Tanzimat'tan sonra ortaya çıkan "aydın" kuşağı ülkesini, insanını ve içtami yapısını sevmedi, sevemedi. Frankofon dönemde, Fransa'yı kutsadı. Almancı oldu, Anglo - Sakson uygarlığı yine kutsal kabul etti, Amerika'nın öne çıkmasıyla birlikte popüler kültür ve ABD kültüründen hazzetmediğini dile getirse bile Amerika ile bağlarını gevşetmedi. Fakat bu toprakların insanıyla yan yana gelmekten sürekli kaçtı, kaçmaya da devam ediyor. Dürüst ve namuslu olan aydınlar yaptıkları hataların farkına vardıklarında bunu ikrardan çekinmediler. Aynen Rıza Tevfik ve Refik Halit Karay gibi…

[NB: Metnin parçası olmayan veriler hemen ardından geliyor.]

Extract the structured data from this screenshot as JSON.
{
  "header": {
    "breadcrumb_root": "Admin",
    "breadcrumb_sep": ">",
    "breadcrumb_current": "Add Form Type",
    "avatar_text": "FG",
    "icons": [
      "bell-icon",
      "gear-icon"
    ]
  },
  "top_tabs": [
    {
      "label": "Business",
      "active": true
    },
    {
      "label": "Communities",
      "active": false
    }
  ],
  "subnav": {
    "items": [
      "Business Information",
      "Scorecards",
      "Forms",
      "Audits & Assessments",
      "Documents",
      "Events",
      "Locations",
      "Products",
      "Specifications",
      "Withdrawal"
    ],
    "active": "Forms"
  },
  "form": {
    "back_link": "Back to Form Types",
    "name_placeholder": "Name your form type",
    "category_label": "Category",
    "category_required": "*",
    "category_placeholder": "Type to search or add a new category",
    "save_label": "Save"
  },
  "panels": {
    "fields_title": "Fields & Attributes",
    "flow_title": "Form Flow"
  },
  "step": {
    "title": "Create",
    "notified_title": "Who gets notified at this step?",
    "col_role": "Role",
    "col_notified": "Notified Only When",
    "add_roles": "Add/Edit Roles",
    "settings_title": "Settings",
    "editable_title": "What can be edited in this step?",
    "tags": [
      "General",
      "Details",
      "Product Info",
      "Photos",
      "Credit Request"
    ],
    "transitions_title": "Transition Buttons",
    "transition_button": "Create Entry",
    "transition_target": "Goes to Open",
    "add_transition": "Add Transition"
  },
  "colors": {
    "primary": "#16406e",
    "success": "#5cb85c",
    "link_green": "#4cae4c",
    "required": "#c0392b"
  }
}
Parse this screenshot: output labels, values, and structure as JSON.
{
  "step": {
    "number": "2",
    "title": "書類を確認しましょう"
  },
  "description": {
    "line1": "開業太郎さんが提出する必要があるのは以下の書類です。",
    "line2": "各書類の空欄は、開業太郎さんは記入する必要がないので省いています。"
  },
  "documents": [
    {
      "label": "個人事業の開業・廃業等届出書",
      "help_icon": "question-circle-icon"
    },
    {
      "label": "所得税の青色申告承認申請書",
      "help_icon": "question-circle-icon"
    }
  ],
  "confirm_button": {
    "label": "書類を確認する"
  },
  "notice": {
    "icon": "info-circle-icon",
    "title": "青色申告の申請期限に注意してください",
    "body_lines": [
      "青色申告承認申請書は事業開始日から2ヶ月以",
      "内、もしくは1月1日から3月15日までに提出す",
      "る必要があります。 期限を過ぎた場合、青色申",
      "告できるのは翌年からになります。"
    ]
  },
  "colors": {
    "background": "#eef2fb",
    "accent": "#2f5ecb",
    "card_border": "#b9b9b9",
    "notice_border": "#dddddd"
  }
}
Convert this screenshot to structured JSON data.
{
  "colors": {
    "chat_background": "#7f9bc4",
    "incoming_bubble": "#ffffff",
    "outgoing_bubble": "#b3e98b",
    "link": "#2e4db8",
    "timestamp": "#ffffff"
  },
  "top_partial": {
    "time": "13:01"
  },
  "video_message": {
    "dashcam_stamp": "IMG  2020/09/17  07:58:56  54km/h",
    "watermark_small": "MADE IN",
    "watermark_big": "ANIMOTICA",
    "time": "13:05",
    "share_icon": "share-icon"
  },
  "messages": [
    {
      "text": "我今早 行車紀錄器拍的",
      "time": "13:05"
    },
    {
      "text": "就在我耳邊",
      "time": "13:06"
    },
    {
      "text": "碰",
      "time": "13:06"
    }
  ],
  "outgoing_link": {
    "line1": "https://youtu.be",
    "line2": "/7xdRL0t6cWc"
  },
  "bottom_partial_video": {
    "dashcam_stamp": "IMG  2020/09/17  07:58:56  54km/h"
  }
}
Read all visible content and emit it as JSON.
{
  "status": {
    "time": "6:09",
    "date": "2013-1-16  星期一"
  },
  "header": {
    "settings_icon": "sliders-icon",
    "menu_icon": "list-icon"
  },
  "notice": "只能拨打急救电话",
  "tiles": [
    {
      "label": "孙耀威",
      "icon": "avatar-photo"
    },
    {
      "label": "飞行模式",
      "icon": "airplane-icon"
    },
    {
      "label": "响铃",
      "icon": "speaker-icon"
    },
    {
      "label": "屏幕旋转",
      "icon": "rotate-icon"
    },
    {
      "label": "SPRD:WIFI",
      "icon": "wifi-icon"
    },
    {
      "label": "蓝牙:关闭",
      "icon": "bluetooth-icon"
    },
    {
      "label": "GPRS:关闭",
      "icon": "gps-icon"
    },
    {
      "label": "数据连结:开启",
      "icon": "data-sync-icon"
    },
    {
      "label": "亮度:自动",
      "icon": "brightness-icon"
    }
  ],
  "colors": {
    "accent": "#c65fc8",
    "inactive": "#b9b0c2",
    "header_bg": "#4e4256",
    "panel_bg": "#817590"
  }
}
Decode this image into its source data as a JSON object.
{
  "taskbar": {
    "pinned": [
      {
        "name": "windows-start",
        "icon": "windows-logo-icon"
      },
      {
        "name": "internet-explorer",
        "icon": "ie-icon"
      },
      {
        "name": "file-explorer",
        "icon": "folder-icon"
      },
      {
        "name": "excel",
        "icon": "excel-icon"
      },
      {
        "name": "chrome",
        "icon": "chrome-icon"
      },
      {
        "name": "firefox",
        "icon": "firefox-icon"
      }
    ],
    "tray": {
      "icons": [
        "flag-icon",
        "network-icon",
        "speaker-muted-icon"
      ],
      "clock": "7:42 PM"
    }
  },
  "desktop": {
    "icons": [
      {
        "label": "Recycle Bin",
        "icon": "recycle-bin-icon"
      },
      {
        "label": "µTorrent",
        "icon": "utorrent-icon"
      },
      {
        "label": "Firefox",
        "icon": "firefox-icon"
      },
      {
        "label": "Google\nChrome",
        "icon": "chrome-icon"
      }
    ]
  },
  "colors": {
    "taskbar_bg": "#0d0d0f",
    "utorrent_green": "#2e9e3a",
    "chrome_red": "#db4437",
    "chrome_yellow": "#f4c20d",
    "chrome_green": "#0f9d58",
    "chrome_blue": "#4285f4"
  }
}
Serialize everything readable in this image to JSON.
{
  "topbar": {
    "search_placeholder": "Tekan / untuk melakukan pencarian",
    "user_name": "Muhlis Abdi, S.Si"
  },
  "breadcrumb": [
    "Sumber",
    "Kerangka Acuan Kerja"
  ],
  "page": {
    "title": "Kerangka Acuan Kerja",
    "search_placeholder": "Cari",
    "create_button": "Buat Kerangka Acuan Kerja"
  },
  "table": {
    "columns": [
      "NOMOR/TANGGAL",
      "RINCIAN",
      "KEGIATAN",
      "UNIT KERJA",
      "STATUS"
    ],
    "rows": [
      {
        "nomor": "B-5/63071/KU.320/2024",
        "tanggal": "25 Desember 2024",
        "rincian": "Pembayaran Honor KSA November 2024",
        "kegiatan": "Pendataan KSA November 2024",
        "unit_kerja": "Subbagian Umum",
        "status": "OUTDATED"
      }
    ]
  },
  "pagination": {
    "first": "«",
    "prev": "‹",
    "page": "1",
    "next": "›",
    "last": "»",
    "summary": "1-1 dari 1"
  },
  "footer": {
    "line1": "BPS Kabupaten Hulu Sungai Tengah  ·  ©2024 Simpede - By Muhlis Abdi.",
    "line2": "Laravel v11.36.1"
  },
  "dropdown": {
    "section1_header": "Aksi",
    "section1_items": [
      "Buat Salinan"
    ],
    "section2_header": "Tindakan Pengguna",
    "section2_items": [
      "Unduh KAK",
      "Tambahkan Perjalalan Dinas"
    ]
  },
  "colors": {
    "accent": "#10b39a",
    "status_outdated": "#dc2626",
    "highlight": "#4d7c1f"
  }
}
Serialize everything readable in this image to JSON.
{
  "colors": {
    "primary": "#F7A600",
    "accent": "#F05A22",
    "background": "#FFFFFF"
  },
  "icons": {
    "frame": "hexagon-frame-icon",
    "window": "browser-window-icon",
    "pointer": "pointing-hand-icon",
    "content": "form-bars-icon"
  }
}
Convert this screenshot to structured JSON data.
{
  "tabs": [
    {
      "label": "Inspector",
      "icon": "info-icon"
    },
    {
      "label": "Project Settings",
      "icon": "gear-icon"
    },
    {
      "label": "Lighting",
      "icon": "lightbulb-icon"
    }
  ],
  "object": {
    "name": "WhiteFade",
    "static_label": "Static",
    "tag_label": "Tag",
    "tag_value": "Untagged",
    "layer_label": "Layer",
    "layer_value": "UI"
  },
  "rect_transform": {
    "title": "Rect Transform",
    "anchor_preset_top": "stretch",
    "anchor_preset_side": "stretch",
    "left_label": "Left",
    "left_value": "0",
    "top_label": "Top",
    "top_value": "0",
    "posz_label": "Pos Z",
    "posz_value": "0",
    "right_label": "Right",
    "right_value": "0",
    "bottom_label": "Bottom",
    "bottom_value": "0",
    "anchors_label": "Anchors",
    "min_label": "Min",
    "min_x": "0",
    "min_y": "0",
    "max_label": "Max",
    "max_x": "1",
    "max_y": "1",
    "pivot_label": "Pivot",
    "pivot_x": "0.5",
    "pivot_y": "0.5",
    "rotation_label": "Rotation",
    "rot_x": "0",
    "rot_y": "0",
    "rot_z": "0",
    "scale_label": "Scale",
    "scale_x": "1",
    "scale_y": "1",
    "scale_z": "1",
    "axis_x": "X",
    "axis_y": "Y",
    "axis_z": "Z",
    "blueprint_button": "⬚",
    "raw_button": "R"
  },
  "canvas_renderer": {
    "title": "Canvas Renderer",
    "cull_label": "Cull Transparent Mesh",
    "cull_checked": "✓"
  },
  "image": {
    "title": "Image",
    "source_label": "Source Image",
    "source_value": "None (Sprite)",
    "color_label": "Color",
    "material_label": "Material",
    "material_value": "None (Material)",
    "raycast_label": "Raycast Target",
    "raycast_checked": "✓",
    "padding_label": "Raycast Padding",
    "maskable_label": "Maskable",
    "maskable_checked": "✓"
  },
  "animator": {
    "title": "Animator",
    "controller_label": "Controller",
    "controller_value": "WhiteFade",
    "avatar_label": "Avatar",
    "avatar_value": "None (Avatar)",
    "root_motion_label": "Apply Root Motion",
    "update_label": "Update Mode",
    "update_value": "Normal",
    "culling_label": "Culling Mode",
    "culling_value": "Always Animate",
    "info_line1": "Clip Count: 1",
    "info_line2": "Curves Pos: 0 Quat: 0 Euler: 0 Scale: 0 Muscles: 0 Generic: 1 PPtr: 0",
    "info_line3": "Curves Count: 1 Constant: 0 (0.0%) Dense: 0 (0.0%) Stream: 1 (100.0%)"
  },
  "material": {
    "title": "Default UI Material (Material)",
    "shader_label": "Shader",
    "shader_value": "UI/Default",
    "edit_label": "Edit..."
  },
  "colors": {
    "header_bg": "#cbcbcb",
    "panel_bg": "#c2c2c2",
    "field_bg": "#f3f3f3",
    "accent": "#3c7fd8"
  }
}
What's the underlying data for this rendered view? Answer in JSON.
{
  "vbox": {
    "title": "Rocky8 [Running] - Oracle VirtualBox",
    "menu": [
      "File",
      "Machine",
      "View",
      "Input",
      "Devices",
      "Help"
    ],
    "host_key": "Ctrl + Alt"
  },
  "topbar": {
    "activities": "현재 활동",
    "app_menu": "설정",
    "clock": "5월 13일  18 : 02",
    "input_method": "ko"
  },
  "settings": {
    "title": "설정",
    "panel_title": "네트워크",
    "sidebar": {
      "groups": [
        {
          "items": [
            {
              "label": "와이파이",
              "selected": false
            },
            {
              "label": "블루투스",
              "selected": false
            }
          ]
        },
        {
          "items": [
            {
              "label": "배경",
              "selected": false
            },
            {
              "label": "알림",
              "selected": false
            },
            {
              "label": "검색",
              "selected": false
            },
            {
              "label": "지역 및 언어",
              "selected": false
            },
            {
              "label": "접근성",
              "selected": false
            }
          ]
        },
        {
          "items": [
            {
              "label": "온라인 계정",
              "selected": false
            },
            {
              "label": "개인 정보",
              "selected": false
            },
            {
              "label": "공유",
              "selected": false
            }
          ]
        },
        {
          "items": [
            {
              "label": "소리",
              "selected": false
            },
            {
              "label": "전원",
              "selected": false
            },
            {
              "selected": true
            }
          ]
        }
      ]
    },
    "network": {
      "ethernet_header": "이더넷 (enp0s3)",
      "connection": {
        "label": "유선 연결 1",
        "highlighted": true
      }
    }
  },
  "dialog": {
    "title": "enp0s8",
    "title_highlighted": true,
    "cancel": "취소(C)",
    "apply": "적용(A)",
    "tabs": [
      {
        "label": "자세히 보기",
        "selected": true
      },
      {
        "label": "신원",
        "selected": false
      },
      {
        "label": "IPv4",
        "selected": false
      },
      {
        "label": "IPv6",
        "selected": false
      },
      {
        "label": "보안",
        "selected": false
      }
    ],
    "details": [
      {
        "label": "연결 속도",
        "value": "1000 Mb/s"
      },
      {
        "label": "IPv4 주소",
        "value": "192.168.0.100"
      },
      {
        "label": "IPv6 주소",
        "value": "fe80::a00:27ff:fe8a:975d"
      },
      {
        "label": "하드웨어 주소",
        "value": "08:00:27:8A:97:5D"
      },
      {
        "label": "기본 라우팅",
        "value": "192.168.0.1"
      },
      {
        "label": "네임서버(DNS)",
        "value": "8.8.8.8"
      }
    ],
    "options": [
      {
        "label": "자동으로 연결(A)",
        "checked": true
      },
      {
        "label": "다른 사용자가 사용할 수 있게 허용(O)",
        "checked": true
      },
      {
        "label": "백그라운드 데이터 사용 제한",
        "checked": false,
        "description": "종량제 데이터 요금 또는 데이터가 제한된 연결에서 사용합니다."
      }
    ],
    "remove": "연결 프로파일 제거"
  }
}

"Türk Feylosofu" Rıza Tevfik gibi isimler bir dönem Türk ve Türkiye düşmanı olduklarını, Avrupa hayatının medeniliği ve özgürlüğü karşısında gözlerinin kamaştığını, Avrupa'yı adeta "cennet" olarak gördüklerini, çocuklarını da aynen Avrupalı gibi yetiştirmek istediklerini ve fakat sonradan gerçeği anladıklarını açıkça yazabilmiş, samimi öz eleştiri yapabilmiş aydınlarımızdandır. Çocuklarının misyoner eline düşme ihtimalini düşündükçe neredeyse deliye döneceğini anlatır. Ama bu hassasiyeti taşımayan ailelerin ve aydınların çocuklarının gerçekten "özgür" atmosferde yetişenlerin Müslüman, Hristiyan, Musevi hiçbir inancı, geleneği ve kültürü benimsemediğini adeta özgürlük adı altın kültürsüz, köksüz, bağsız yetiştiklerini de bütün açıklığıyla anlatır. Rıza Tevfik sadece "tatlı su" frenklerini bu sınıfa yerleştirmez, Türkiye'de doğup, Avrupa'da eğitime giden ve 40 sene orada kalan birinin Batılı olma ihtimalinin bulunmadığını da ayrıca ekleme ihtiyacı hisseder.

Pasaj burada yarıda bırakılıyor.